Unheralded stars prove their worth
Perhaps the undersung achievement of 2013 was that of the Irish women's rugby team who before this season had never finished better than third in the Six Nations.
In Ashbourne on February 9, they were up against an England team who were going for an eighth title in a row and had beaten them by a combined total of 54-6 in their previous two meetings. England hadn't conceded a single try when winning the 2012 championship and had begun the season by beating Scotland 76-0.
Yet Ireland won 25-0 in what might be our most remarkable international victory of the year. That haul was made up of three tries from Portlaoise wing Alison Miller and a try, penalty and conversion from Clonmel fullback Niamh Briggs.
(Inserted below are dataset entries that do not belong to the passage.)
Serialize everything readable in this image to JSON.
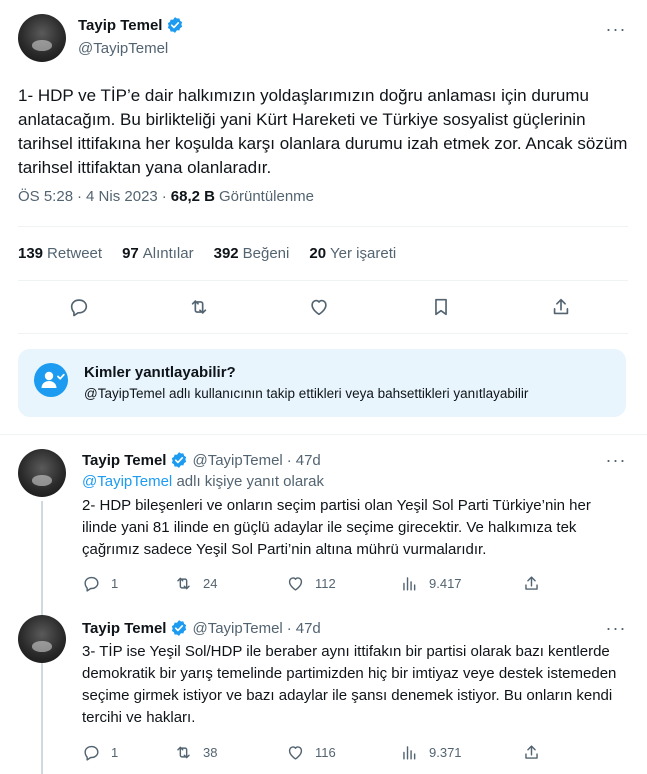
{
  "main_tweet": {
    "display_name": "Tayip Temel",
    "handle": "@TayipTemel",
    "text": "1- HDP ve TİP’e dair halkımızın yoldaşlarımızın doğru anlaması için durumu anlatacağım. Bu birlikteliği yani Kürt Hareketi ve Türkiye sosyalist güçlerinin tarihsel ittifakına her koşulda karşı olanlara durumu izah etmek zor. Ancak sözüm tarihsel ittifaktan yana olanlaradır.",
    "time": "ÖS 5:28",
    "date": "4 Nis 2023",
    "views_count": "68,2 B",
    "views_label": "Görüntülenme",
    "stats": {
      "retweets_count": "139",
      "retweets_label": "Retweet",
      "quotes_count": "97",
      "quotes_label": "Alıntılar",
      "likes_count": "392",
      "likes_label": "Beğeni",
      "bookmarks_count": "20",
      "bookmarks_label": "Yer işareti"
    },
    "icons": [
      "reply-icon",
      "retweet-icon",
      "like-icon",
      "bookmark-icon",
      "share-icon"
    ]
  },
  "reply_restriction": {
    "title": "Kimler yanıtlayabilir?",
    "subtitle": "@TayipTemel adlı kullanıcının takip ettikleri veya bahsettikleri yanıtlayabilir",
    "icon": "people-icon"
  },
  "replies": [
    {
      "display_name": "Tayip Temel",
      "handle": "@TayipTemel",
      "time": "47d",
      "replying_mention": "@TayipTemel",
      "replying_suffix": "adlı kişiye yanıt olarak",
      "text": "2- HDP bileşenleri ve onların seçim partisi olan Yeşil Sol Parti Türkiye’nin her ilinde yani 81 ilinde en güçlü adaylar ile seçime girecektir. Ve halkımıza tek çağrımız sadece Yeşil Sol Parti’nin altına mührü vurmalarıdır.",
      "replies": "1",
      "retweets": "24",
      "likes": "112",
      "views": "9.417"
    },
    {
      "display_name": "Tayip Temel",
      "handle": "@TayipTemel",
      "time": "47d",
      "text": "3- TİP ise Yeşil Sol/HDP ile beraber aynı ittifakın bir partisi olarak bazı kentlerde demokratik bir yarış temelinde partimizden hiç bir imtiyaz veye destek istemeden seçime girmek istiyor ve bazı adaylar ile şansı denemek istiyor. Bu onların kendi tercihi ve hakları.",
      "replies": "1",
      "retweets": "38",
      "likes": "116",
      "views": "9.371"
    }
  ],
  "colors": {
    "accent": "#1d9bf0",
    "text": "#0f1419",
    "secondary": "#536471",
    "info_bg": "#e8f5fd"
  }
}
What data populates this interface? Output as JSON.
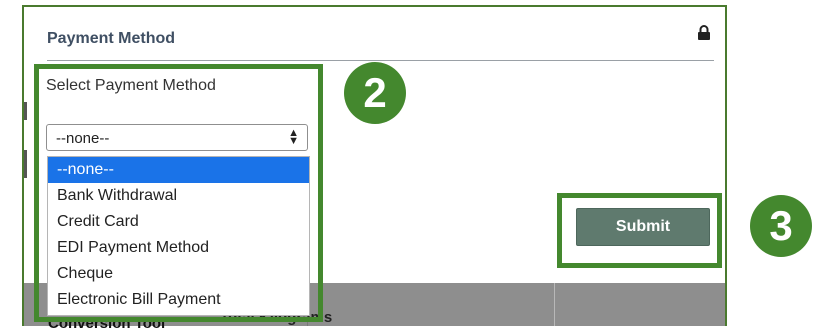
{
  "panel": {
    "title": "Payment Method",
    "lock_icon": "lock-icon"
  },
  "select": {
    "label": "Select Payment Method",
    "value": "--none--",
    "options": [
      "--none--",
      "Bank Withdrawal",
      "Credit Card",
      "EDI Payment Method",
      "Cheque",
      "Electronic Bill Payment"
    ],
    "selected_index": 0
  },
  "submit": {
    "label": "Submit"
  },
  "background": {
    "conversion_tool": "Conversion Tool",
    "total_kilograms": "Total Kilograms"
  },
  "callouts": {
    "step2": "2",
    "step3": "3"
  },
  "colors": {
    "highlight_green": "#44882e",
    "submit_bg": "#5f7a6e",
    "option_selected": "#1a73e8",
    "title_text": "#3f4f63"
  }
}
Miller, daughter of the late Laois GAA great Bobby, and Briggs went on to play huge roles as Ireland kicked on from there and the pair finished as the competition's top try scorer and points scorer respectively.
Briggs contributed 10 points as Ireland beat France, who'd also turned over England, 15-10 to move within one game of making history. And it was her 51st-minute penalty in Milan which ultimately saw Ireland past Italy 6-3 to give them not just the championship but a Grand Slam.
Achievements like this or like Barry Murphy's European Championship bronze medal in the 50m breaststroke last week, Paul O'Donovan of Skibbereen's bronze in the world under 23 rowing championships lightweight single sculls, Aileen Reid's second place in the Grand Final of the World Triathlon Series and the European Junior silver medals for Limerick 100m hurdler Sarah Lavin and Wexford showjumper Bertram Allen can get lost at this time of year as the marquee sports claim most of the retrospective space.
But heroes like these are every bit as important to Irish sport as those whose deeds were performed in front of bigger crowds. Give them their due, they did us proud.